I once bought a blue VW beetle from a friend, a law school graduate heading overseas. The car ran perfectly until he handed me the key, at which point the engine welded together. Friends said the car died of grief over John leaving for Tibet. So it was with that Aglaonema. They’re among the easiest houseplants to maintain, as long as you don’t let their feet stay wet. But once Helen was gone, this plant was done for. Over the next three years I tried my hardest to keep that thing alive, but to no avail. Each new green leaf would bring a surge of hope, which withered as the new leaf yellowed from the base.
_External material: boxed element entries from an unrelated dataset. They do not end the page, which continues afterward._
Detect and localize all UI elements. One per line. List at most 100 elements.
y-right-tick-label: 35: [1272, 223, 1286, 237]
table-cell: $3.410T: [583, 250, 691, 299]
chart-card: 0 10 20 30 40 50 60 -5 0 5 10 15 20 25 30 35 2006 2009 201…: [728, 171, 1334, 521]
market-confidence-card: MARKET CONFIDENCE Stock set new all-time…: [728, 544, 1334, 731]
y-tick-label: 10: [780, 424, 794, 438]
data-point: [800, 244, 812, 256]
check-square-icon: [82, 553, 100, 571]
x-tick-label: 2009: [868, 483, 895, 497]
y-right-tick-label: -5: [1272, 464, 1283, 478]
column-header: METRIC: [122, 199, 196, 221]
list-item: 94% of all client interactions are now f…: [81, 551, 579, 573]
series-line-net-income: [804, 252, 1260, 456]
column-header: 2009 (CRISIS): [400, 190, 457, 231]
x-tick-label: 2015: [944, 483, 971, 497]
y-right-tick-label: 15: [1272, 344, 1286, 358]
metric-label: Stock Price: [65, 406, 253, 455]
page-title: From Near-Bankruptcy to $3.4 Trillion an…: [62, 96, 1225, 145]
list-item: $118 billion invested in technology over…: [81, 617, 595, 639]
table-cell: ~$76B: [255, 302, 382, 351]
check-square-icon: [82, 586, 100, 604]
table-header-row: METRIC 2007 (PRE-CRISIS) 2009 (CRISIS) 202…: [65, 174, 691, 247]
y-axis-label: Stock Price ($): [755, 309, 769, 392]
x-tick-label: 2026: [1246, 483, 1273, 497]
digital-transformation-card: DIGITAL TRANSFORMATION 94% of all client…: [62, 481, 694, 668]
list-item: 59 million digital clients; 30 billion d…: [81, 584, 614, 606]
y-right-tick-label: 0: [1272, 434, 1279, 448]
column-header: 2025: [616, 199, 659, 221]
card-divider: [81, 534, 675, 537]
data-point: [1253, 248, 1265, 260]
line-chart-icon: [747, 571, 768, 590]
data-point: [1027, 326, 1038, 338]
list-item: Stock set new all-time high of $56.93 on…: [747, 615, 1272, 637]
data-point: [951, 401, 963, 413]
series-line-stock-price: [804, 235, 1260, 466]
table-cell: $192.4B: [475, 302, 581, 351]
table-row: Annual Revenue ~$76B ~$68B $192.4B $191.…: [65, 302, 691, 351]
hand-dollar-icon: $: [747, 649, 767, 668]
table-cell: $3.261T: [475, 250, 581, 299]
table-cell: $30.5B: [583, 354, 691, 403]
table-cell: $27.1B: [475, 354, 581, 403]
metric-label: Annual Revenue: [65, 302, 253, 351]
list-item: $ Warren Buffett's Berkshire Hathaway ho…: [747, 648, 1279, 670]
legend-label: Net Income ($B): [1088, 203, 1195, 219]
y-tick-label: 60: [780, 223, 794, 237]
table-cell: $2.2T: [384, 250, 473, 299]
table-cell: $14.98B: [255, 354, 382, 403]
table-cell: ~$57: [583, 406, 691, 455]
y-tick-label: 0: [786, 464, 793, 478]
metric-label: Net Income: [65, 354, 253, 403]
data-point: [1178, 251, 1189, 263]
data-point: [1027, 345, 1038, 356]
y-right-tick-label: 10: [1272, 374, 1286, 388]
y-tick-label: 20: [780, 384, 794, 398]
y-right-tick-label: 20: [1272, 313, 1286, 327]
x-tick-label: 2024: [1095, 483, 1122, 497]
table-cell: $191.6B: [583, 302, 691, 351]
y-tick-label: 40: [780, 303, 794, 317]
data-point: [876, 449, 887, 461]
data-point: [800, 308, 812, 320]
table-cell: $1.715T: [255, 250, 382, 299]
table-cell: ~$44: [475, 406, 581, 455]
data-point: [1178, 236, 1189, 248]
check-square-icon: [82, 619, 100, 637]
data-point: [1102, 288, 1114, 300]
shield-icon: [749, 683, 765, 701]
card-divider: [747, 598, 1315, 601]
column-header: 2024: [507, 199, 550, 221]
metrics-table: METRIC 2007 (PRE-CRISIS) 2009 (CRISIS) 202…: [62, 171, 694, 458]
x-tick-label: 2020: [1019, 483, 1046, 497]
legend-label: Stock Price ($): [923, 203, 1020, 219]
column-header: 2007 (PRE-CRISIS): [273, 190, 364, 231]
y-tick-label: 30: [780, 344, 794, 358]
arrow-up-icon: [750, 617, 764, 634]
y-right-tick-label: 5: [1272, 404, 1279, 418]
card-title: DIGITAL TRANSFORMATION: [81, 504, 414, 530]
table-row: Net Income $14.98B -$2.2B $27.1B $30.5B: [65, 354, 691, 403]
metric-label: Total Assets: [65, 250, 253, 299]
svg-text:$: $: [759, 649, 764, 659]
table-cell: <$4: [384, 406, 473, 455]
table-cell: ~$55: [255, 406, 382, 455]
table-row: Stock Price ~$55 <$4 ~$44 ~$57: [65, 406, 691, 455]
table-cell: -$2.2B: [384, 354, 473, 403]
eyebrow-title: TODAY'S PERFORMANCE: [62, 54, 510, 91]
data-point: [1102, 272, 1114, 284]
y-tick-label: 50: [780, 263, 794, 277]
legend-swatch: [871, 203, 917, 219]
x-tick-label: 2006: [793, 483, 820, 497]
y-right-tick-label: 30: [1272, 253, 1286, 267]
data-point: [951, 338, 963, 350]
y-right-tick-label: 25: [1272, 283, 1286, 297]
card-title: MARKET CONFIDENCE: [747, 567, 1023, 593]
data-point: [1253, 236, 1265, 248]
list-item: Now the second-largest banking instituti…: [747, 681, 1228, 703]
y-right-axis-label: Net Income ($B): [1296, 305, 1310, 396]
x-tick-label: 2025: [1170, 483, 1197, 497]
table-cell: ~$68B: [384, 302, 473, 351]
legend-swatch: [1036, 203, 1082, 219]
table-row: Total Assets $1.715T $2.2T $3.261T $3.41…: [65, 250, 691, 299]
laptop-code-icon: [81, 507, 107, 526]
Eventually, I hardened my heart, told myself the memories were what mattered, and tossed the plant on the compost heap.
In the meantime, the scale had jumped to my other houseplants.
Scale are tenacious insects. Like their more vulnerable aphid cousins, they live by inserting a tube into a plant’s leaves or stems and drinking sap. They look, to the untrained eye, like drops of wax. Small and mobile when young, they find likely spots on a plant, insert their feeding tubes, and secrete a waxy shell that protects them from most enemies. It also cements them in place. This is no hindrance to reproduction: scale reproduce parthenogenetically, without males. Every so often, baby scales will crawl out from under their mother’s armor, and begin life on their own.
Plants generally have sap to spare, and a few scale should pose no particular threat to a healthy Aglaonema. It’s the volume that makes a difference. Each adult scale can produce hundreds of offspring. Under such an onslaught, even a healthy plant will suffer and die.
A simile looms, but I’ll resist it. Scale spreads far more easily than AIDS, and to far less effect. No need to trivialize people’s suffering with cheap literary devices. Besides, contagion is what life does. Living things find places to live, and do their best to live there. There’s no real insight in that statement: it’s essentially a tautology.
The problems arise when one side wins permanently.
By the time I tossed Helen’s plant, the scale had killed a first staghorn fern, several pelargoniums and a philodendron. I battled them with rubbing alcohol, which strips the wax and dehydrates the insects, and with brute force, crushing them with my fingernails. I’d win long campaigns, only to be surprised when reinforcements appeared from beneath the leaves of my ferns. Eventually, I sent the ferns out into the yard.
And they’ve survived. And they’re not the only things that have survived. Among the bright green fiddleheads are bright tan scale, looking tanned and rested after a long dormant season. We have another year of combat to look forward to.
This is not necessarily a bad thing.